È come una radice che fortemente le trattiene, ma le sorregge e le contiene, donando a ciascuna una precisa dimensione fisica e il nutrimento spirituale e materiale che consenta a entrambe di ritrovare la spinta di esplorare l’ampio mondo esterno in cerca di respiro, luce e spazio.
La casa è insieme abbraccio e vincolo, la nostra origine e il nostro trampolino.
Se manchiamo di una casa, l’agogniamo disorientati e affamati. La casa può esserci amica o nemica, ma raramente neutra. Se con lei ci troviamo a disagio sogniamo quella che un giorno potrà diventare, proprio come se fosse una persona in cerca della sua identità più autentica che possa allinearsi con la nostra.
La mancanza di una casa mina il nostro equilibrio. Per questo la casa assume la forma di un traguardo che ci faccia stare bene. È un mutuo riconoscimento tra le parti: infatti quando la incontriamo proviamo un intimo appagamento che ci riempie di felicità.
Anche gli altri si accorgono se ci manca una casa perché figuriamo sospesi, ombrosi e sofferenti. È un’inquietudine sorda, strisciante, inesorabile che si fa strada nel nostro petto, è un reclamo forte che si placa solamente quando approdiamo in un luogo dove essere noi stessi senza finzione o convenzione.
La sicurezza di una casa travalica dunque l’oggettiva fisicità, è una pienezza interiore che ci fa sentire finalmente centrati, armonizzati, integri, pacificati con noi stessi e con la società circostante. Ecco perché appare riduttivo considerare una casa come un semplice complesso di quattro mura. È una compagna che auspicabilmente ci è vicina dalla nascita alla morte, è il metro di misura attraverso la quale valutiamo anche le altre dimore e il mondo fisico e spirituale attorno a noi.

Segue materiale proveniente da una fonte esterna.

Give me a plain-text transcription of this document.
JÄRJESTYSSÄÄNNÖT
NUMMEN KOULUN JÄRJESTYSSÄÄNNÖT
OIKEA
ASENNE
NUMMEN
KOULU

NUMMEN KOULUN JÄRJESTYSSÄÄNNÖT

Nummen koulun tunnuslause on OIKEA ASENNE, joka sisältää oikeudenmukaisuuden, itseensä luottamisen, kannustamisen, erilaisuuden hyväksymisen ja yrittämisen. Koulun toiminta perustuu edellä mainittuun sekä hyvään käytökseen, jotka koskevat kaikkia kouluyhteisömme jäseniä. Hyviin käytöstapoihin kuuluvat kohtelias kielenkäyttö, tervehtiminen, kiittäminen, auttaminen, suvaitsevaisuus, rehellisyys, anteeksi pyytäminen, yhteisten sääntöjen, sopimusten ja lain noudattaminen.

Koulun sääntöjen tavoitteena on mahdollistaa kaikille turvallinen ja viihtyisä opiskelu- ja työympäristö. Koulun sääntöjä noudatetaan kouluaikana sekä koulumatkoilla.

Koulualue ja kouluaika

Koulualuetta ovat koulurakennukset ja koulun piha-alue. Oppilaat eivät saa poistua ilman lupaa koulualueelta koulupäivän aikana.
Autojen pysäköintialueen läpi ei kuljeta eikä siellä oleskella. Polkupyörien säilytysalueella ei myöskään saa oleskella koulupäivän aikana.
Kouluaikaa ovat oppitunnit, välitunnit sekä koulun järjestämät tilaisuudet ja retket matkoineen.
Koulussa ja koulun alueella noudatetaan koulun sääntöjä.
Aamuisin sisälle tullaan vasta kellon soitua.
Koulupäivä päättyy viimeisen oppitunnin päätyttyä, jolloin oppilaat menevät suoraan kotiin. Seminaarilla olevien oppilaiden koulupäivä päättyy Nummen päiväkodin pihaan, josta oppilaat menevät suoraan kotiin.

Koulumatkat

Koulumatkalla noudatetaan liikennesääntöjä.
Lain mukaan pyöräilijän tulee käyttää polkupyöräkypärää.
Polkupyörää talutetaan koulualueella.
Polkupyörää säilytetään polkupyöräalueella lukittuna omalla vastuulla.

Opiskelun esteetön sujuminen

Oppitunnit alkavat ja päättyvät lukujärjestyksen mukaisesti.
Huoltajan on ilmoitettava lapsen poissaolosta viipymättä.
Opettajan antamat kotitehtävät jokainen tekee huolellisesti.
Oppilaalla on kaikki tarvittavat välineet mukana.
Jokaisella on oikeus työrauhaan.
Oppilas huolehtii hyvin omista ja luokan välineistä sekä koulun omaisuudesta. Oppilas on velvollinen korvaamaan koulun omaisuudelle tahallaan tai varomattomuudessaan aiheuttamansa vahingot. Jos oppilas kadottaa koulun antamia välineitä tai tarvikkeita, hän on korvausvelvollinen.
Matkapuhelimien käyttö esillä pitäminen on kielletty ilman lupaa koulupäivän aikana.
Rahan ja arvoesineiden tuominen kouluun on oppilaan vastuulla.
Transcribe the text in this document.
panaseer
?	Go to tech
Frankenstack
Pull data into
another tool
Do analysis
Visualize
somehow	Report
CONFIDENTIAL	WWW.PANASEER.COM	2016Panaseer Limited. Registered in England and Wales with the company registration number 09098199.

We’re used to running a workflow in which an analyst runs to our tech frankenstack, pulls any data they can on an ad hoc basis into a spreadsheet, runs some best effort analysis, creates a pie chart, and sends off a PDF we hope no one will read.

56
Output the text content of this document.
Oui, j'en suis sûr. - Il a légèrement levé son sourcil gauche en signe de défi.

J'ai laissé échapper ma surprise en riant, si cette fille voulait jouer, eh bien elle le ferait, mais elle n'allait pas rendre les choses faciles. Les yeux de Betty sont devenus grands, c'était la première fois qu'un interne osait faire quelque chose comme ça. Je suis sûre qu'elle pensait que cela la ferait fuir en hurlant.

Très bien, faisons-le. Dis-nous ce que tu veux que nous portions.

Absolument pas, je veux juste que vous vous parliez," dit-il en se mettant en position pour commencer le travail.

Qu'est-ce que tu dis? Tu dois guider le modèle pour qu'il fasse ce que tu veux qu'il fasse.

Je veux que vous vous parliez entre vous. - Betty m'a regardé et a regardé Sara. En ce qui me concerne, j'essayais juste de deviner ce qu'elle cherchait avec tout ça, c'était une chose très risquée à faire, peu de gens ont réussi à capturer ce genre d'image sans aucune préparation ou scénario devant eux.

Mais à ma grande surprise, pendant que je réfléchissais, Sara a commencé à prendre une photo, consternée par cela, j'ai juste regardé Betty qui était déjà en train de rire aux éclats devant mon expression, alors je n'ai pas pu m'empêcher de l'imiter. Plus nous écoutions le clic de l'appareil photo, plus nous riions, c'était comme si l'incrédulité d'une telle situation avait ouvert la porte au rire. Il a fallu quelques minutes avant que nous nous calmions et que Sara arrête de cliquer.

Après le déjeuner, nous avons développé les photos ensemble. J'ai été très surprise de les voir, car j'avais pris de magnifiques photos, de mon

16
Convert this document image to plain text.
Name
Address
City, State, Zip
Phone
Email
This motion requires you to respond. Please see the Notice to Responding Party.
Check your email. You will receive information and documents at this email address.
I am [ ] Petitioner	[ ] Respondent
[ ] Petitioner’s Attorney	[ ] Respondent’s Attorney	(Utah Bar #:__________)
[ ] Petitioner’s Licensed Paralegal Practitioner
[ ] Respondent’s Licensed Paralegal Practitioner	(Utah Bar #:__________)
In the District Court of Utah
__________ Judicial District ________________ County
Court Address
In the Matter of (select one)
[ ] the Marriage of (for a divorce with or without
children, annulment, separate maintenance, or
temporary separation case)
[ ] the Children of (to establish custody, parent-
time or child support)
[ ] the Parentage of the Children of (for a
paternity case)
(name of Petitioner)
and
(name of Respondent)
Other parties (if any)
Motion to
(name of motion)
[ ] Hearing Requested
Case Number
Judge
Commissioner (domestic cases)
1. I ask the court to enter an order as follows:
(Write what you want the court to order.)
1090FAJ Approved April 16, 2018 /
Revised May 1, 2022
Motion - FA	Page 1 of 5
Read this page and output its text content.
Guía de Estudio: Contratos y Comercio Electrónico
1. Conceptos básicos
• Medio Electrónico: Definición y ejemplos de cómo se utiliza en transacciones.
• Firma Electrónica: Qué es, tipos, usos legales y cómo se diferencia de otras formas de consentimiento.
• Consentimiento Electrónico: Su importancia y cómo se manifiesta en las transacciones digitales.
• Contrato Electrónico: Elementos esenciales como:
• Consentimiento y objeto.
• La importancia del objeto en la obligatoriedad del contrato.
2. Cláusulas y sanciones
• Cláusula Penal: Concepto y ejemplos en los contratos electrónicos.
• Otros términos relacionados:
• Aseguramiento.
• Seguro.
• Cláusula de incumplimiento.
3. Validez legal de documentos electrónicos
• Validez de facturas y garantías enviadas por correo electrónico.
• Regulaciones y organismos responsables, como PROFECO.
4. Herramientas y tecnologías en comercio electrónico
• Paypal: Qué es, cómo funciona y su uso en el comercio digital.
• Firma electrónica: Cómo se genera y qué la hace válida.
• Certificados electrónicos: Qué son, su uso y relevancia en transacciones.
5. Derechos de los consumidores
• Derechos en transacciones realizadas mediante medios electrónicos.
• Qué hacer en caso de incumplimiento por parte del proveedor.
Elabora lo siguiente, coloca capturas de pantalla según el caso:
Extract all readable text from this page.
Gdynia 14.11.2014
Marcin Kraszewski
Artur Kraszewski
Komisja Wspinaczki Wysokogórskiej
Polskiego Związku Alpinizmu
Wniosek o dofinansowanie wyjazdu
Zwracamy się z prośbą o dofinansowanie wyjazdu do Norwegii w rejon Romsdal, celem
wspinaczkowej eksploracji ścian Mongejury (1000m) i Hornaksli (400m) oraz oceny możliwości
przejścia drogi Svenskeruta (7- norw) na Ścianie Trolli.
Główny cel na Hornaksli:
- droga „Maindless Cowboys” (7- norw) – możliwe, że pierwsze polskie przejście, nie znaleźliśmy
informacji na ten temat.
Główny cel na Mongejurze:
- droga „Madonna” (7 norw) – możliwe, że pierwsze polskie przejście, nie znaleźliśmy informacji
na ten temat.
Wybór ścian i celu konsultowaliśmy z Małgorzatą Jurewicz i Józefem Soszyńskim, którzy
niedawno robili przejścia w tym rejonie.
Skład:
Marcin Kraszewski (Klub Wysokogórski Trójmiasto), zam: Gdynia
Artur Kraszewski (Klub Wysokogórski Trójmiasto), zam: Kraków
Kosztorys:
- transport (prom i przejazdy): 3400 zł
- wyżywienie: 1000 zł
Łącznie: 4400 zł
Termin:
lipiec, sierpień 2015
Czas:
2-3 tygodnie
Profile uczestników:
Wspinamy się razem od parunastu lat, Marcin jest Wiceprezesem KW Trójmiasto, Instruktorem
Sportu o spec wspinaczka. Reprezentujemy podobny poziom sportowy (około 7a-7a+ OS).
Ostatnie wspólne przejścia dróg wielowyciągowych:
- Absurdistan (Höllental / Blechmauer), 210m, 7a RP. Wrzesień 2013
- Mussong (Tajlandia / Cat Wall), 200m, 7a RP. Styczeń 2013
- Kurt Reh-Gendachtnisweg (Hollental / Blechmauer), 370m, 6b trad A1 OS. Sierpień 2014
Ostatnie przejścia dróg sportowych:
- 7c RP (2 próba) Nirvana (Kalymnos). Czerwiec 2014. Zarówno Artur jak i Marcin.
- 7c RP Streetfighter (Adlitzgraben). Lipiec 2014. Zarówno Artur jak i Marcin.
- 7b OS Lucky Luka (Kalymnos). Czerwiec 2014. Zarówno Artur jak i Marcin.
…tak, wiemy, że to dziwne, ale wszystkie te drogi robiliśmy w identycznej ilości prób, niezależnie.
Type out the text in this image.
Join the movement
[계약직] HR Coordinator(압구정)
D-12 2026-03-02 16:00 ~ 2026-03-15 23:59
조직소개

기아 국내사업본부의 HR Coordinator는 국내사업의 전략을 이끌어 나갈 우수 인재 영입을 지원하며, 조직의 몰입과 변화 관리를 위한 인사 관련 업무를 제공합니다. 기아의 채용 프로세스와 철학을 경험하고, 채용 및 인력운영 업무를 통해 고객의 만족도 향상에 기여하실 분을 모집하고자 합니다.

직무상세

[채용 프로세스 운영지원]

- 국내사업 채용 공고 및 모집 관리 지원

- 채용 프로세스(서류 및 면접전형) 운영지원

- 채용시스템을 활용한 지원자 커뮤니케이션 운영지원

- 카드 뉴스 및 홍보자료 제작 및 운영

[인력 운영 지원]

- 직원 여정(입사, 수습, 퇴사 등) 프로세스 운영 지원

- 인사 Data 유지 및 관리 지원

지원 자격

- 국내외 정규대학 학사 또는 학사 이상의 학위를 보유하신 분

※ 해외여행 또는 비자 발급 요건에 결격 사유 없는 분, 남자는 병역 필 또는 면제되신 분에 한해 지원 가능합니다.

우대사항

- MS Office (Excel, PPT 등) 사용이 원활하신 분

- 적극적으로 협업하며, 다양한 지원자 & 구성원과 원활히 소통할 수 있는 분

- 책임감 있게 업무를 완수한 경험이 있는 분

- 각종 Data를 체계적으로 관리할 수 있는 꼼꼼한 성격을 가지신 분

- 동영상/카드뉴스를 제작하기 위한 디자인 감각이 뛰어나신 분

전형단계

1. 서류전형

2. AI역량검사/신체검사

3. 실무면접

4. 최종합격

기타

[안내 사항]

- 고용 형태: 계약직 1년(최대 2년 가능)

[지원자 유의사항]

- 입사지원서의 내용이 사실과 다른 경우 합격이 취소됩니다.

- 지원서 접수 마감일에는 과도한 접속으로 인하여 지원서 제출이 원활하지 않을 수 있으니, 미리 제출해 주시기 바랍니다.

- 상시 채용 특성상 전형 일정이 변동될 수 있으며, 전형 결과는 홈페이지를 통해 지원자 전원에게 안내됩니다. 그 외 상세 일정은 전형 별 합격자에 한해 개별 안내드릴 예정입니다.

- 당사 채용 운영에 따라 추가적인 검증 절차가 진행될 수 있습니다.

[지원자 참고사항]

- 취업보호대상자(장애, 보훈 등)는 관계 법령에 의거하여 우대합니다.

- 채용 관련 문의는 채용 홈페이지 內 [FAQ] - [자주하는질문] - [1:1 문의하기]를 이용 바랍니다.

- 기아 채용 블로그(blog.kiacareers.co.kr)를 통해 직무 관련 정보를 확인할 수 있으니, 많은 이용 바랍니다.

Infatti ciò che ci appare incompleto, scomposto, dispersivo, affollato, freddo o sconosciuto è spesso associato a una dimensione “lontana da casa”.
La casa è il focolare profumato che riscalda in una carezza, crea ricordi incancellabili che si irradiano lungo il corso della nostra vita. Noi la costruiamo o la compriamo, ma lei si adatta a noi come se fosse un essere vivo e indipendente, capace di assorbire la nostra essenza e credenza. Noi, quando ricambiamo il suo sguardo con rispetto, ci rendiamo conto che è il riparo che ci ha insegnato a essere chi siamo.